Richard Weickelt richard at weickelt.de
Wed Apr 15 15:42:25 CEST 2020


Thanks for your reply.

> 
>> I am loading a .js file with QJSEngine::importModule(). The result is
>> QJSValue object containing all exported functions and properties from the
>> module.
>>
>>      // file.js
>>      export function someFunction(someArg) {
>>          return someArg;
>>      }
>>      export someVar = "value";
>>
>>      // importing code
>>      QJSValue module = engine->importModule("/path/to/file.js");
>>
>> Now I want to evaluate JS code snippets with my modules installed. I need
>> fine-grained control over contexts and my real-world application uses a
>> context hierarchy. So I use QQmlExpression and set my imported module as a
>> context property:
> 
> Why do you need to do this with contexts? I would suggest a singleton to
> hold the QJSValue, or a QML file that imports the JavaScript itself. In both
> ways you get a declared name as scope for your script, which avoids the name
> injection.

I am not loading QML documents at all nor do I need QML tooling here. This
is pure JS. I have a bunch of JS code snippets to evaluate.

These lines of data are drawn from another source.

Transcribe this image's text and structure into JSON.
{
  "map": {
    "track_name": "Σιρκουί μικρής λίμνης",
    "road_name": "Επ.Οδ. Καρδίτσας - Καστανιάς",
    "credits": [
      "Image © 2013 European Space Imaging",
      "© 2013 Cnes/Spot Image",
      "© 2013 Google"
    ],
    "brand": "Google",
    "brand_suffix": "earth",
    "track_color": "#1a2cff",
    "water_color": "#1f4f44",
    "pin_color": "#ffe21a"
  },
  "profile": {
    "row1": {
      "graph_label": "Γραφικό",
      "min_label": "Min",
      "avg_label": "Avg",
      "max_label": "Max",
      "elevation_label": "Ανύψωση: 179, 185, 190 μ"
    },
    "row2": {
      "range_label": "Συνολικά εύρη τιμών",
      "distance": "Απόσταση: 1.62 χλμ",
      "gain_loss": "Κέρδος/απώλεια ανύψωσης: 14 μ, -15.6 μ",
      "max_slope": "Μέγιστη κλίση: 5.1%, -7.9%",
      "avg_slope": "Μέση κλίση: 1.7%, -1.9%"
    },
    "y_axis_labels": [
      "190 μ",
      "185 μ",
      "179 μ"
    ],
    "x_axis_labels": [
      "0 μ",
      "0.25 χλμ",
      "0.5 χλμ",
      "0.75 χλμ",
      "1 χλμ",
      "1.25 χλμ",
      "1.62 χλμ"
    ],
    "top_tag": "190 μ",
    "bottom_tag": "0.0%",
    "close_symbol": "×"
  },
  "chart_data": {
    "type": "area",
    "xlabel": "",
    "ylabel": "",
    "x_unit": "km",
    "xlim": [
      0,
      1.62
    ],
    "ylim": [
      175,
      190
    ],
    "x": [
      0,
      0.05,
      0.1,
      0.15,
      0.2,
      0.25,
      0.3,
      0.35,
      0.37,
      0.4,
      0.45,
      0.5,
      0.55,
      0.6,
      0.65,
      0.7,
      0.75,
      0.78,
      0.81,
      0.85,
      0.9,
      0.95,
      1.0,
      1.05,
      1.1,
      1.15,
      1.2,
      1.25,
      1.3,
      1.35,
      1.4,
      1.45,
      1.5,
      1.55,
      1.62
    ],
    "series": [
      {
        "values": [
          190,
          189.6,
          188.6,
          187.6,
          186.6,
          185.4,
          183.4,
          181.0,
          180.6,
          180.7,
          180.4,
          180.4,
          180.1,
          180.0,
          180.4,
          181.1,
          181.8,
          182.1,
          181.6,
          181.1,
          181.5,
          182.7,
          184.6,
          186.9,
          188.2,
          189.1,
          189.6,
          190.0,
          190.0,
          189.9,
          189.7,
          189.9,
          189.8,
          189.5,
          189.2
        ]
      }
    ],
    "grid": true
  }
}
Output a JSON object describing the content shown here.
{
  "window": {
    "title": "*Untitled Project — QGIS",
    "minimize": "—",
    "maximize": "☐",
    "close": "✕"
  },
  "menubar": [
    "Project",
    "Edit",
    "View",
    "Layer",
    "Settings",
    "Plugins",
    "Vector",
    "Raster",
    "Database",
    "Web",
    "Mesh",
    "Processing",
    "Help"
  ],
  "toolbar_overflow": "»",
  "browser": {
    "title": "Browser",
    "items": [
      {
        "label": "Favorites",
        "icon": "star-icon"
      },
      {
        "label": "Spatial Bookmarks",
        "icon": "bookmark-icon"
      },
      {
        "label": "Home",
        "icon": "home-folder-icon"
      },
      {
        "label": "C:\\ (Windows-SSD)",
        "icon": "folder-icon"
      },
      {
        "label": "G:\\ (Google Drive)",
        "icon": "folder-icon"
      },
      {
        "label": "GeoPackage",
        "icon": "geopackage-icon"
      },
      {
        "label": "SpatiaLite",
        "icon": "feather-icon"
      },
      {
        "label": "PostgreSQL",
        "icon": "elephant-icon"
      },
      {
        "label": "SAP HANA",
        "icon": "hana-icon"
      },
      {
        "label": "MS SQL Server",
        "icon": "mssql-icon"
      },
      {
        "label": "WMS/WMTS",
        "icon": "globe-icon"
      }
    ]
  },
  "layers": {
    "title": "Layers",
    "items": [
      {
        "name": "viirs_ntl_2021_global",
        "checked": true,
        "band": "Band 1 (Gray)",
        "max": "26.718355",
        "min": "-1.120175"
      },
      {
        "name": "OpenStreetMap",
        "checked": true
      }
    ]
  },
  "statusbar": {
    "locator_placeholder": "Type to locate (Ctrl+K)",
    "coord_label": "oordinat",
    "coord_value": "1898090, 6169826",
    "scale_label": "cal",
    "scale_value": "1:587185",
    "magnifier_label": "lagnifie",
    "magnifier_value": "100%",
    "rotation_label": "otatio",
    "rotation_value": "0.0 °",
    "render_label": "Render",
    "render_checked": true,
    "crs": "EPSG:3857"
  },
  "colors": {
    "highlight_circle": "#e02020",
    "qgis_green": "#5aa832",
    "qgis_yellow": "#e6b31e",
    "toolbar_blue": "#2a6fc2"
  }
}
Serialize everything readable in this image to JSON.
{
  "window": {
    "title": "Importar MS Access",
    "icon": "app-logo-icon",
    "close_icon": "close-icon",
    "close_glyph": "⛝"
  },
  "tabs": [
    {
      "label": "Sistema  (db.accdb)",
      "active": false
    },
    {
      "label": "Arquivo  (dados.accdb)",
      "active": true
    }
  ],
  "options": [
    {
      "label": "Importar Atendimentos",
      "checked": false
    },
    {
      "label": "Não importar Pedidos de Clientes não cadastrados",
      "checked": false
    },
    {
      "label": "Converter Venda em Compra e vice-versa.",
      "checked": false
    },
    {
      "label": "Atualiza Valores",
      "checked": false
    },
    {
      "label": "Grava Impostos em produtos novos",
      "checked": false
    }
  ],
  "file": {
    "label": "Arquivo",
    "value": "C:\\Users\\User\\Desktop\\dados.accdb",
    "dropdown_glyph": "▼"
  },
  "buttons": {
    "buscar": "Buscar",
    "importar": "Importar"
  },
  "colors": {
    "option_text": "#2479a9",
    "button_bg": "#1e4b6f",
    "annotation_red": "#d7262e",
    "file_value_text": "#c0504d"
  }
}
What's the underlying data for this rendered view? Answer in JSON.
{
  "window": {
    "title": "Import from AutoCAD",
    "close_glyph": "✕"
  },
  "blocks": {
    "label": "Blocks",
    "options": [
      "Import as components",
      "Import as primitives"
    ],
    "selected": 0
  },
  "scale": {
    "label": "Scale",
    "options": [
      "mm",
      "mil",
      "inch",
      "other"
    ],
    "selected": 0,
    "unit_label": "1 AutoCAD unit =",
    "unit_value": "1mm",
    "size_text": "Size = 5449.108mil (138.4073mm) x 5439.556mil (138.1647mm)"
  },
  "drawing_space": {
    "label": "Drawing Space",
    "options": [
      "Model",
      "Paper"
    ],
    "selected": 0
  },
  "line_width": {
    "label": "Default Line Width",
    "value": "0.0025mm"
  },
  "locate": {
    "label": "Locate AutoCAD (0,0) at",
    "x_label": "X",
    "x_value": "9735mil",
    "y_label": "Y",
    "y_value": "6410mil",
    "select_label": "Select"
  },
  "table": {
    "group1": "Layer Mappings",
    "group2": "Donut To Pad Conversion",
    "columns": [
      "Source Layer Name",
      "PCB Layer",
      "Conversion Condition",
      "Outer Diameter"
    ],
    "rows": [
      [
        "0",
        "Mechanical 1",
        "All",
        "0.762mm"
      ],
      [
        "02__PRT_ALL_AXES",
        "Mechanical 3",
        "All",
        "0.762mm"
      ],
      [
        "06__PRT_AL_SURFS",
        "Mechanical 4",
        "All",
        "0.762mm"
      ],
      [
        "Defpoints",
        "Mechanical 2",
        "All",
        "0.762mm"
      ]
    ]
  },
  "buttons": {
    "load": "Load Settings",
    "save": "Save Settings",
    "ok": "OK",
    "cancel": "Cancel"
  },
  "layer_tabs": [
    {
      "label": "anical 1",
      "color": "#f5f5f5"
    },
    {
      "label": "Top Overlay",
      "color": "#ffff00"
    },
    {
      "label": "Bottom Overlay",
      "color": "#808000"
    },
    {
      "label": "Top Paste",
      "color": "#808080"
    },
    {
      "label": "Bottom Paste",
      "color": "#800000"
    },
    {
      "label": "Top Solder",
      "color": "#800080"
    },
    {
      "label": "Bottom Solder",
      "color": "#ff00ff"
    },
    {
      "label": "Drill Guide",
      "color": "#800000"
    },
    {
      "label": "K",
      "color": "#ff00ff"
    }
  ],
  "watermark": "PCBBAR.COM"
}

The snippets
expect certain properties to exist, but they do not necessarily share the
same context. Some of them do though.

I am afraid that your suggestion would require me to modify the global
object before evaluating each code snippet or at least to create a private
QJSEngine instance for each which I deem is slow. Is that assumption correct?

The final goal is to port the scripting backend of Qbs from QtScript over to
the V4 engine, but I am still at the very beginning. Although Qbs files look
like QML, we are not using the QML machinery. Instead, we use only the QML
parser to decompose the document structure and retrieve items and property
declarations/assignments. The resulting code snippets (property assignments)
are then evaluated in different contexts. We have different context levels,
e.g. a document context for imported JS modules, a product context for
properties related to the current product, and a property context where we
provide properties like "base" referring to the base class value.